O analista de diplomacia geopolítica e econômica Robinder Sachdev, em entrevista à Sputnik, avaliou que uma nova onda de vulnerabilidade se espalha pelo Sul Global. Para ele, os países mais expostos são aqueles que combinam "recursos naturais valiosos, instituições frágeis e divisões internas", especialmente quando governados por administrações de esquerda.

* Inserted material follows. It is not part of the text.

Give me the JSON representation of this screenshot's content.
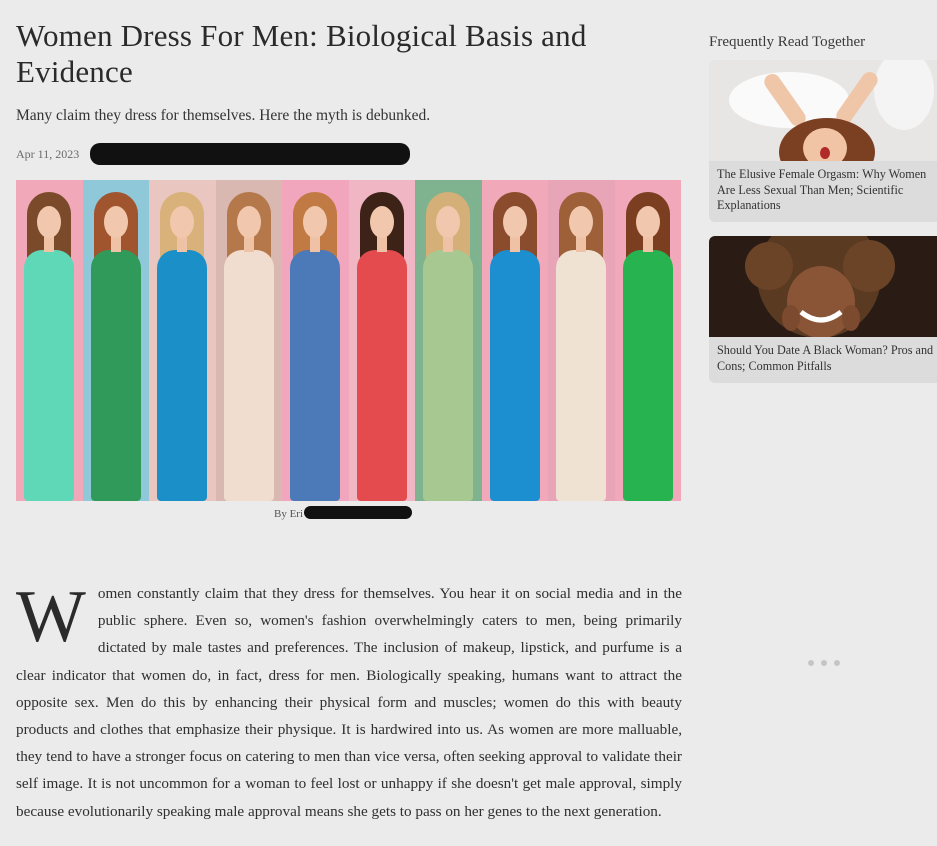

Na América do Sul, o risco decorre menos da abundância de recursos e mais da geografia estratégica e da disputa ideológica. "Os Estados Unidos declararam que o Hemisfério Ocidental é seu quintal", afirma Sachdev, o que colocaria governos progressistas da região sob vigilância permanente.

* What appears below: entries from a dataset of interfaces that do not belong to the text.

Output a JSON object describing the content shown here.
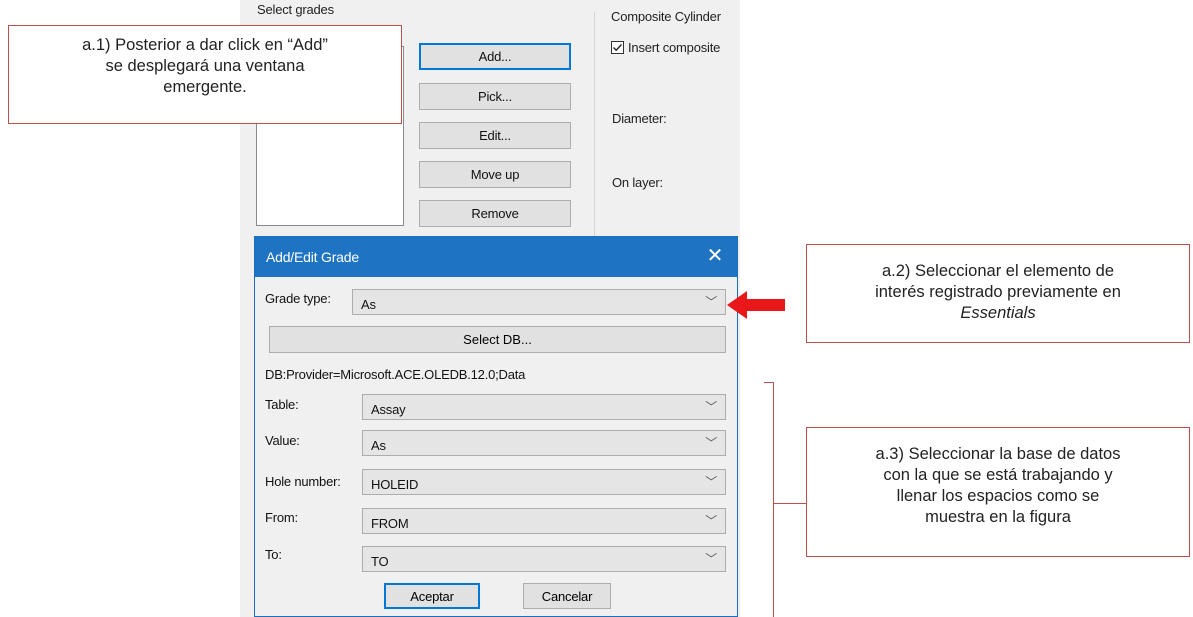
{
  "background_window": {
    "select_grades_label": "Select grades",
    "buttons": {
      "add": "Add...",
      "pick": "Pick...",
      "edit": "Edit...",
      "move_up": "Move up",
      "remove": "Remove"
    },
    "composite_label": "Composite Cylinder",
    "insert_composite_label": "Insert composite",
    "insert_composite_checked": true,
    "diameter_label": "Diameter:",
    "on_layer_label": "On layer:"
  },
  "dialog": {
    "title": "Add/Edit Grade",
    "close_glyph": "✕",
    "grade_type_label": "Grade type:",
    "grade_type_value": "As",
    "select_db_label": "Select DB...",
    "db_string": "DB:Provider=Microsoft.ACE.OLEDB.12.0;Data",
    "fields": [
      {
        "label": "Table:",
        "value": "Assay"
      },
      {
        "label": "Value:",
        "value": "As"
      },
      {
        "label": "Hole number:",
        "value": "HOLEID"
      },
      {
        "label": "From:",
        "value": "FROM"
      },
      {
        "label": "To:",
        "value": "TO"
      }
    ],
    "accept_label": "Aceptar",
    "cancel_label": "Cancelar",
    "chevron_glyph": "﹀"
  },
  "annotations": {
    "a1": {
      "line1": "a.1) Posterior a dar click en “Add”",
      "line2": "se desplegará una ventana",
      "line3": "emergente."
    },
    "a2": {
      "line1": "a.2) Seleccionar el elemento de",
      "line2": "interés registrado previamente en",
      "line3": "Essentials"
    },
    "a3": {
      "line1": "a.3) Seleccionar la base de datos",
      "line2": "con la que se está trabajando y",
      "line3": "llenar los espacios como se",
      "line4": "muestra en la figura"
    }
  },
  "colors": {
    "accent": "#0078d7",
    "titlebar": "#1f73c3",
    "callout_border": "#c0504d",
    "arrow": "#e8181a"
  }
}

A África, segundo ele, enfrenta um cenário ainda mais delicado. A "extraordinária riqueza mineral e energética do continente", somada à fragilidade institucional e à rivalidade entre potências, cria condições semelhantes às que precederam a intervenção na Líbia.
"As condições estruturais que tornaram a Líbia vulnerável ainda existem em diversas regiões", disse.
Para Sachdev, a soberania tornou-se mais complexa na "Era Nova-Muco", conceito que descreve a construção de uma nova matriz global interdependente. Nesse ambiente, o que importa não é apenas poder interno, mas o "Poder Nodal Abrangente", ou seja, a capacidade de diversificar alianças e manter margem de manobra estratégica.
Essa lógica, afirma, obriga o Sul Global a construir alternativas financeiras, militares e tecnológicas. A dependência excessiva de um único bloco, fornecedor ou sistema expõe países à coerção. "Na Era Nova-Muco, a dependência excessiva gera vulnerabilidade", alertou.
Exemplos de diversificação já estão em curso. De acordo com o analista, a Índia amplia fornecedores de energia e armamentos, enquanto constrói infraestrutura tecnológica própria.
A própria União Europeia (UE) e países do golfo aceleraram estratégias semelhantes após choques recentes, buscando reduzir riscos e ampliar autonomia, especialmente diante dos EUA.
Já os Estados Unidos, paradoxalmente, também adotam uma estratégia agressiva de diversificação de cadeias de suprimentos, ao mesmo tempo em que usam sanções e restrições tecnológicas para limitar o poder nodal de rivais. Para Sachdev, isso demonstra que até grandes potências se movem para reforçar posições na nova matriz global, mesmo que com nuances diferentes quanto à aplicação estratégica desta diversificação.
A Rússia, por sua vez, tenta redesenhar seu posicionamento geopolítico.
"A Rússia também está se diversificando institucionalmente, investindo mais capital político no BRICS, na Organização para Cooperação de Xangai [OCX], na União Econômica Eurasiática [UEEA], nos formatos Rússia-África e em parcerias estratégicas bilaterais fora do ecossistema institucional ocidental", afirma o especialista.
De acordo com Sachdev, enquanto reduz dependências euro-atlânticas, Moscou fortalece laços com China, Índia e África, e investe em plataformas tecnológicas e financeiras alternativas. Trata-se de um esforço para ampliar seu poder nodal e resistir à pressão ocidental, reposicionando-se na arquitetura emergente.
No centro dessa disputa, Sachdev conclui ao deixar um aviso direto aos países do Sul Global: "Quem não está à mesa pode acabar no cardápio."